Again, this is an Israeli talking. So, getting back to the DN's coverage of Carter's book:

Some of the most vocal critics of Carter's book have been fellow Democrats. Incoming House Speaker Nancy Pelosi said, "It is wrong to suggest that the Jewish people would support a government in Israel or anywhere else that institutionalizes ethnically based oppression, and Democrats reject that allegation vigorously."

Lets stop right there for a moment and take that in. It is actually "wrong" to suggest that ISRAEL instutionalizes ethinially based oppression? Nancy, dear Nancy, what else would you call it? Ethnicity is literally everything if you live in Israel. I vigorously question the "vigor" with which such a manifestly accurate "allegation" can be rejected.

John Conyers does only slightly better...

John Conyers, the incoming chair of the House Judiciary Committee, urged Carter to change the title of the book, which he described as "offensive and wrong."

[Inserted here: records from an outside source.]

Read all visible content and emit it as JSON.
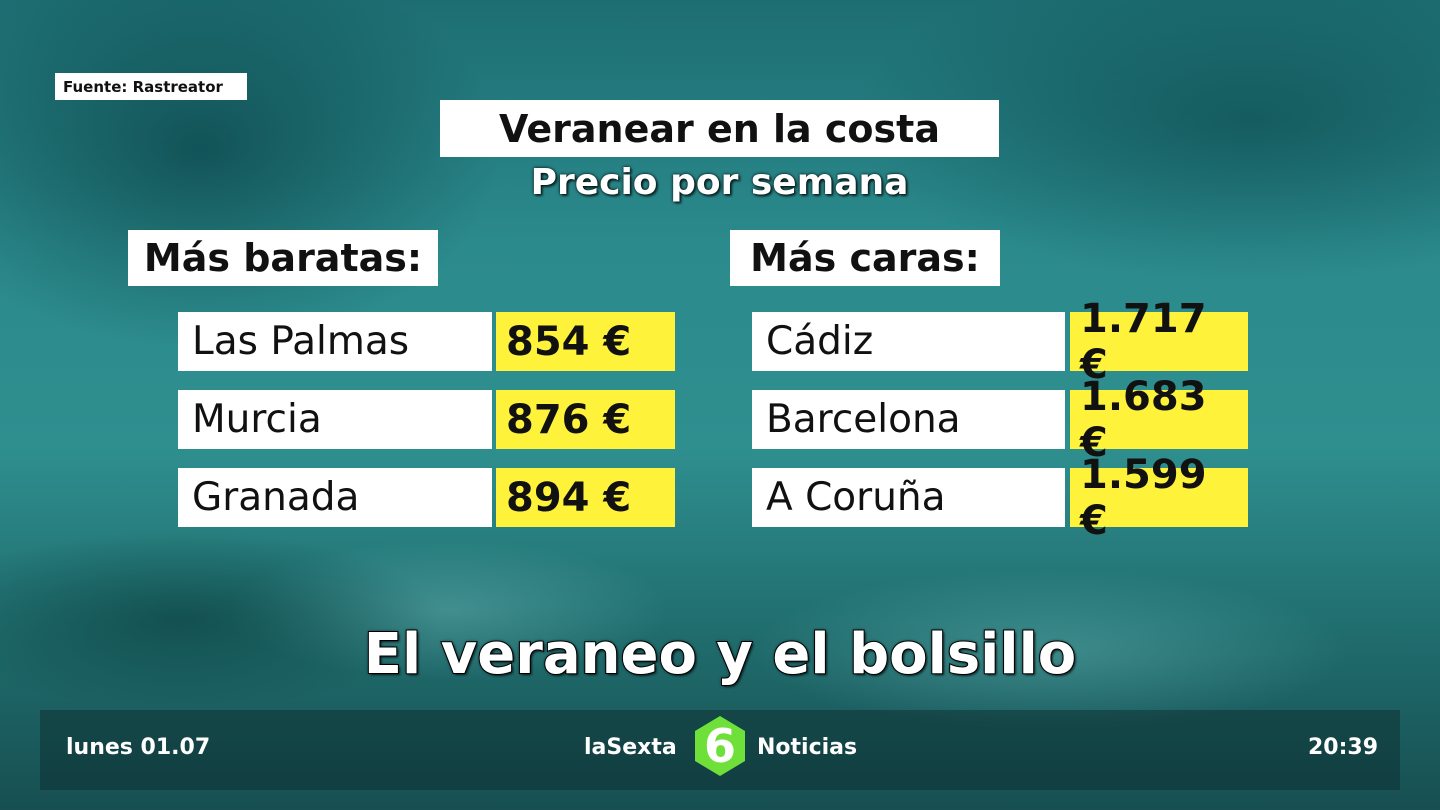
{
  "source": "Fuente: Rastreator",
  "title": "Veranear en la costa",
  "subtitle": "Precio por semana",
  "cheapest": {
    "heading": "Más baratas:",
    "rows": [
      [
        "Las Palmas",
        "854 €"
      ],
      [
        "Murcia",
        "876 €"
      ],
      [
        "Granada",
        "894 €"
      ]
    ]
  },
  "priciest": {
    "heading": "Más caras:",
    "rows": [
      [
        "Cádiz",
        "1.717 €"
      ],
      [
        "Barcelona",
        "1.683 €"
      ],
      [
        "A Coruña",
        "1.599 €"
      ]
    ]
  },
  "headline": "El veraneo y el bolsillo",
  "footer": {
    "date": "lunes 01.07",
    "channel": "laSexta",
    "logo": "6",
    "program": "Noticias",
    "time": "20:39"
  }
}
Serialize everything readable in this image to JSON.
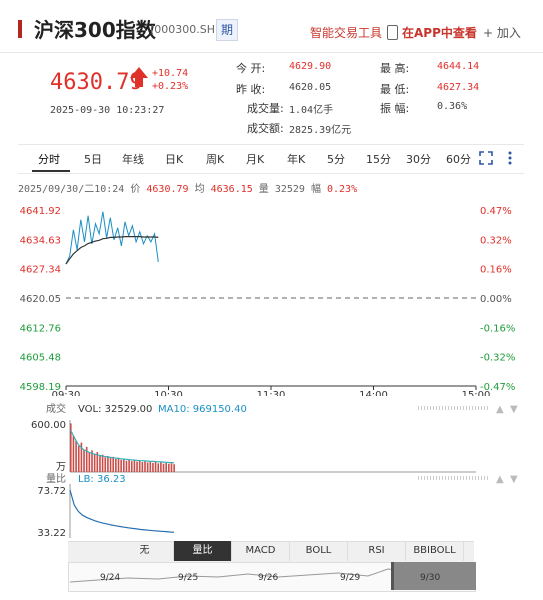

What a disappointment! These quotes are incomplete and absent the context of the actual question the speakers may have been asked so I should moderate my criticism some. But taken at face value these statements really bother me. Not because they're suprising. They are not. The power of the Pro-Israel lobby is the stuff of legend and the subject of conspiracy theories the world over. And it is also probably wise for the Democrats, having yet to enjoy their first day at the congressional helm, to avoid picking big fights by co-signing controversial viewpoints at this juncture (regardless of whether or not those viewpoints should actually be controversial at all). Still, this kind of outward attack on Carter's work strikes me as more than avoidance on thier part. Simply withholding an endorsement would have accomplished that. But instead they took that extra step to almost excioriate Carter's valid commentary, virtually ruling out any acknowledgement of the facts on the ground.

As this episode illustrates, in case anyone doubted it, that the power of the "Pro-Israel"* lobby it is quite real. Behold the power of cheese.


* - I say "Pro-Israel" in quotes because that framing implicitly assumes that fairness to Palestinians is "anti-Israel", which it is not. As Mr. Ben Dor argues, the state of Isreal as currently constituted is unsustainable specifially because of it's institutionalized system of ethnic and religious-based injustice. No nation and especially nothing approaching a democracy, can survive a constant state of war, especially if that war is waged against both it's own citizens and it's immediate neighbors. A peaceful and, most importantly, equitable solution to this crisis is the most "Pro-Isreali" stance one can take. The alternative is it's eventual collapse and descent into sectarian and ethnic chaos.